Reply To: What if your last trip to the store was the last one forever?

  • Redcap

    Member
    March 20, 2024 at 3:12 pm

    I really started thinking that way and started getting extra household things and emergency cooking and lighting and such stuff and it just got stupid at some point. Yeah, I’m fine with a good supply of duct tape and OTC meds and homemade medicines and matches and such, but we just don’t have the room to become our own Costco. And it also hit me: and what happens when you run out of what you have back-stocked? How will you live if you’re still relying on manufactured items?

    So now we got rid of and donated a whole lot of extra stuff and went back to my roots of how my family survived the wars and Great Depression and even a great-grandmother who talked about the Hard Winter of 1880!

    We have shelter, a couple of years of wood for heat, water and ways to collect it, simple food to get by for a good year (a hearty stew once a day and another small meal of eggs and grain), and our clothes, soap, rags, and some back up lighting.

    We figured we can go to bed when it gets dark instead of trying to reproduce modern life and light up our house with boxes and boxes of candles we don’t have room to store.
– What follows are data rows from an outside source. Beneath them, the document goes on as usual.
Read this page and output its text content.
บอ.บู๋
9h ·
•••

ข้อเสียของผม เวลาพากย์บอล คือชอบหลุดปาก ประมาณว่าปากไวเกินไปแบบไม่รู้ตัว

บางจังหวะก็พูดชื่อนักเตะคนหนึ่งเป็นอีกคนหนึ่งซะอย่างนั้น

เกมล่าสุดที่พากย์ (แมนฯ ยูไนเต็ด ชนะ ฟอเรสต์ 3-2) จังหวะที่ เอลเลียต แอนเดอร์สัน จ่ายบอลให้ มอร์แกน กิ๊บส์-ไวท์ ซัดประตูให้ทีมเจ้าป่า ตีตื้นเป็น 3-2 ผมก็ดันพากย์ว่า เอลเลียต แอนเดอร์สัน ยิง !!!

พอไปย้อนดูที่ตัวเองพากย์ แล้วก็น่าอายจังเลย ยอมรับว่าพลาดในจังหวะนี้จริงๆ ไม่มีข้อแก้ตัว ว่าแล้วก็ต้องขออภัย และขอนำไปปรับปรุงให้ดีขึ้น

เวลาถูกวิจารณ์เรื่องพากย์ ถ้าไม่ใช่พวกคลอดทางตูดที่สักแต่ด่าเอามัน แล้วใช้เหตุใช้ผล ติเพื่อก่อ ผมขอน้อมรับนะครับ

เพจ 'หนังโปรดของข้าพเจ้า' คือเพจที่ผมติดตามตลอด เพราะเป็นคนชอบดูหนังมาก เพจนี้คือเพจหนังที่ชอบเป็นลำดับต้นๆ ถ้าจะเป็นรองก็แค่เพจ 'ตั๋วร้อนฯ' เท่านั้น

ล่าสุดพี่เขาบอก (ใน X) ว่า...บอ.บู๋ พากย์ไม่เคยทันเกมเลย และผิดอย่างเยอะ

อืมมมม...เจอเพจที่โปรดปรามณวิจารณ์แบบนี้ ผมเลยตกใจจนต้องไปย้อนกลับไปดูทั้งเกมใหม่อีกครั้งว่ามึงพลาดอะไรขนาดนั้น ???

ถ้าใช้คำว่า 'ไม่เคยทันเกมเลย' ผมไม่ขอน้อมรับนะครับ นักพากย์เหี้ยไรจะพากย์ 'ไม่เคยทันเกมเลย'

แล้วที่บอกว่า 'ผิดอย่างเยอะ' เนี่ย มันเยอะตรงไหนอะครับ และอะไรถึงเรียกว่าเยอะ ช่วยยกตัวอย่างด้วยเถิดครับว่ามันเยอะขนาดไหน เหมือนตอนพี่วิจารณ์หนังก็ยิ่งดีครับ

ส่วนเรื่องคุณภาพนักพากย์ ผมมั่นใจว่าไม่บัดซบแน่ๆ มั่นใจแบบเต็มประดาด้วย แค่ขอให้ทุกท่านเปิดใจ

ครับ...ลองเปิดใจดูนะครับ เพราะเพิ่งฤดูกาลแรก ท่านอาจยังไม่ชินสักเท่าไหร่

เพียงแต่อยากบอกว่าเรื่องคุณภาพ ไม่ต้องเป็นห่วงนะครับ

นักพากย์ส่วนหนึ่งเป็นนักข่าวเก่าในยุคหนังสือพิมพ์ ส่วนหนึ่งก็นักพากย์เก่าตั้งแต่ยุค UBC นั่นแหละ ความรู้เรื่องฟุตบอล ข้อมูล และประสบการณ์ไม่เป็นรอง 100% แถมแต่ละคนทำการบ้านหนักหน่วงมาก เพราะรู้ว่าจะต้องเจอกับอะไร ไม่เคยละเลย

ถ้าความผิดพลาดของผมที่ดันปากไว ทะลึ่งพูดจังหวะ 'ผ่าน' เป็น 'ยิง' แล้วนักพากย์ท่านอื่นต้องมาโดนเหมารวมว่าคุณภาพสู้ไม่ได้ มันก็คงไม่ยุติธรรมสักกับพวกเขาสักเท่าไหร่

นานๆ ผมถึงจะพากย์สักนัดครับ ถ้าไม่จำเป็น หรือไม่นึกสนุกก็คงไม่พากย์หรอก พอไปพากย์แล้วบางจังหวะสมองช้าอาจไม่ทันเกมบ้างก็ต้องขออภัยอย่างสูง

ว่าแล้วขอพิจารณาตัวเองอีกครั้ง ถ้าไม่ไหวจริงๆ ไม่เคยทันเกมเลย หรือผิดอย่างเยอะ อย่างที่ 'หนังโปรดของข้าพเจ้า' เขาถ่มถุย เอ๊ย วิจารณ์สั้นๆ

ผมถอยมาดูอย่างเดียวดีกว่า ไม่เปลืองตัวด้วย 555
We can eat nettles and dandelion every day if we need to along with our eggs and small meat animals or fish. Humans have no “essential” carbohydrate requirements nutritionally although I’m not saying cut out carbs. Just saying plants and meats give us more than breads and pots full of cornmeal. And there is NO nutritional benefit to white flour and white rice at all. The hardest food to get during the wars and Depression was meat. Better put that by now because when the feds start handing out food, it will be empty simple carbs, just like last time.
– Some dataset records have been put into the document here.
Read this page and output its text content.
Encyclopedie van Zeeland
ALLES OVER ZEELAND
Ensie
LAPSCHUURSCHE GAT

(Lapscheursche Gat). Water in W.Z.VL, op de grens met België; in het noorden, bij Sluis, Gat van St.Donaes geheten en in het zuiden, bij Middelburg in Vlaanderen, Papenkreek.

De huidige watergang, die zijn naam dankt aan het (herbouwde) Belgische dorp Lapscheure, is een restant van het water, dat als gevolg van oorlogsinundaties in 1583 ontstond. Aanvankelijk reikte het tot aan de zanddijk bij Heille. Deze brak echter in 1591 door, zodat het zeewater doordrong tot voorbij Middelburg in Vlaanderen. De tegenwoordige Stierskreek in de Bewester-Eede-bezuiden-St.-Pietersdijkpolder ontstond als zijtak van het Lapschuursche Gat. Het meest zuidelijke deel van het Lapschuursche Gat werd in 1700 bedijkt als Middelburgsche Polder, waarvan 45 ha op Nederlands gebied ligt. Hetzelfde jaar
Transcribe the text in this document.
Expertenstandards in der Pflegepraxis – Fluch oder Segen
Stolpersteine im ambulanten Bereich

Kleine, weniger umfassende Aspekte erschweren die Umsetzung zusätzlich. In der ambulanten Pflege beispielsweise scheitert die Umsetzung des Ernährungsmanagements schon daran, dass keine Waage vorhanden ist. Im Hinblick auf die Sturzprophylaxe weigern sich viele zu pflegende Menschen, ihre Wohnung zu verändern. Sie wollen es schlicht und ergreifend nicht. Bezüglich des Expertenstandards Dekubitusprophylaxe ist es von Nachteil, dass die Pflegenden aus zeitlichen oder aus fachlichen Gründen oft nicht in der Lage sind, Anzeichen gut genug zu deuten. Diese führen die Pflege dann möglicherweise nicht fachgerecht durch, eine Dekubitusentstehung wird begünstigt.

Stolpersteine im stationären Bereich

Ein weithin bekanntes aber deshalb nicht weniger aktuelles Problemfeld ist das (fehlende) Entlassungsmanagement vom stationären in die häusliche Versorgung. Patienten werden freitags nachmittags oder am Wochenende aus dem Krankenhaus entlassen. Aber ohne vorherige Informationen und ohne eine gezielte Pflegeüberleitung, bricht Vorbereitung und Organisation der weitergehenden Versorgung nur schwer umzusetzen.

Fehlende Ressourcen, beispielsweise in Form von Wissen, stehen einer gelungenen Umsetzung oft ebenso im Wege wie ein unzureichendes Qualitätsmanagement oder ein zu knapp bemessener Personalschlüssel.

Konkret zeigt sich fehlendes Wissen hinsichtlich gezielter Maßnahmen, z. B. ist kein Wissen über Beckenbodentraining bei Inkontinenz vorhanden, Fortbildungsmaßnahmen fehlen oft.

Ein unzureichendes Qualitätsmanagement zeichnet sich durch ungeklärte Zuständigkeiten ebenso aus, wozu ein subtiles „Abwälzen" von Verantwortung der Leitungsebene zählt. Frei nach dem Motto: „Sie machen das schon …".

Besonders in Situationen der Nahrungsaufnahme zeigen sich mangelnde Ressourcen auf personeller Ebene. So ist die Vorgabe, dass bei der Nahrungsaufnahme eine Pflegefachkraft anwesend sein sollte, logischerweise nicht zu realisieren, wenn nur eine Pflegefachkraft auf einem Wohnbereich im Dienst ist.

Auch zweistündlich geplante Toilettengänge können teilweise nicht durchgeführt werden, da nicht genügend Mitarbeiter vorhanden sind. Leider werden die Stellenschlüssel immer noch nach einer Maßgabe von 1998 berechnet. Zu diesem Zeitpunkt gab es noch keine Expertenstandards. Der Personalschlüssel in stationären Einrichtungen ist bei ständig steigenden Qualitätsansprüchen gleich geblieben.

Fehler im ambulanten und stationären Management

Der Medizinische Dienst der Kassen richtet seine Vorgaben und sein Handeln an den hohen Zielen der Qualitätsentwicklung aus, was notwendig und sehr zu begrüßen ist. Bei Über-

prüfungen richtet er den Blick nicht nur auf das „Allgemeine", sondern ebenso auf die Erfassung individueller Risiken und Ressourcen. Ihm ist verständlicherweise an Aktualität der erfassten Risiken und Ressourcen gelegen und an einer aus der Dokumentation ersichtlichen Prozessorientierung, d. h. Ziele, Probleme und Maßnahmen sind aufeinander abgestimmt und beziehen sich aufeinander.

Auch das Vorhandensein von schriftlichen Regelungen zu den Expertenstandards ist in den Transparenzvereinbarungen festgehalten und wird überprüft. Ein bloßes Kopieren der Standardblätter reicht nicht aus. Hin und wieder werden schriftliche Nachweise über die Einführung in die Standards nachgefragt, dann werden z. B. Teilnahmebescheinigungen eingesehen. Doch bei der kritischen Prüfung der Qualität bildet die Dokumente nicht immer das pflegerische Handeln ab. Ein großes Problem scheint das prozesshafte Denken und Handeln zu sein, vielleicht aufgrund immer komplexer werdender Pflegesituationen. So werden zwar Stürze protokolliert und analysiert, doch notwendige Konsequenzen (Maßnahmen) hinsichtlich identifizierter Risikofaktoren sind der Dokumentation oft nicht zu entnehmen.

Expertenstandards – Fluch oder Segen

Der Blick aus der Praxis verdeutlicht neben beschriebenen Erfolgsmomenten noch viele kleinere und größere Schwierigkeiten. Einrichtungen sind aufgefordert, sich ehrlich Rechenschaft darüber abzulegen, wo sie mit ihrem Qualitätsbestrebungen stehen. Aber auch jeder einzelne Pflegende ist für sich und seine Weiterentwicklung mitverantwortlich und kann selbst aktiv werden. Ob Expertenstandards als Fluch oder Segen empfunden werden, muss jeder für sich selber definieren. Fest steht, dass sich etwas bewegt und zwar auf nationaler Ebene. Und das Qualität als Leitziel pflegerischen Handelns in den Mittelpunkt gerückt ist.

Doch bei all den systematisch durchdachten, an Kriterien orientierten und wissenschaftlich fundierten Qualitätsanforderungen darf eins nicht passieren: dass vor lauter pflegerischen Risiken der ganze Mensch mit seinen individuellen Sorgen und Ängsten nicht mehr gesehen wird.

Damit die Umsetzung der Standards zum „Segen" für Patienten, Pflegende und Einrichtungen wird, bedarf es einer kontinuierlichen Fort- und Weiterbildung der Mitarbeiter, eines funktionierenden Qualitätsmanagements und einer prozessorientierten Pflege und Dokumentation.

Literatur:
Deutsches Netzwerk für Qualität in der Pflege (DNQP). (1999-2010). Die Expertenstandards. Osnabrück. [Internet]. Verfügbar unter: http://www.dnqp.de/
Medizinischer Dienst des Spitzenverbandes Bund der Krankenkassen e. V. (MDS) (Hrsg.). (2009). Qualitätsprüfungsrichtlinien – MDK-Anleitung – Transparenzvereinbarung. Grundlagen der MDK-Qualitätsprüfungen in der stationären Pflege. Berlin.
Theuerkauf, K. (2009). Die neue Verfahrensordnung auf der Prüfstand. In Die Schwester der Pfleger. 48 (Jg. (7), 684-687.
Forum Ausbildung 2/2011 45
    So we decided to change our stocking up to learning to live historically without modern needs. Yes, we do need extra screws and nails and such. Can’t have the house falling apart! But I can’t imagine trying to have everything we have now and trying to live a “normal” life if or when the clock turns back to 1930 or 1730 for that matter.

    Now if it’s a zombie apocalypse, then husband and I are done anyway. We’re too old to fight hordes. LOL But live through another Depression? That we can do and with very little stuff.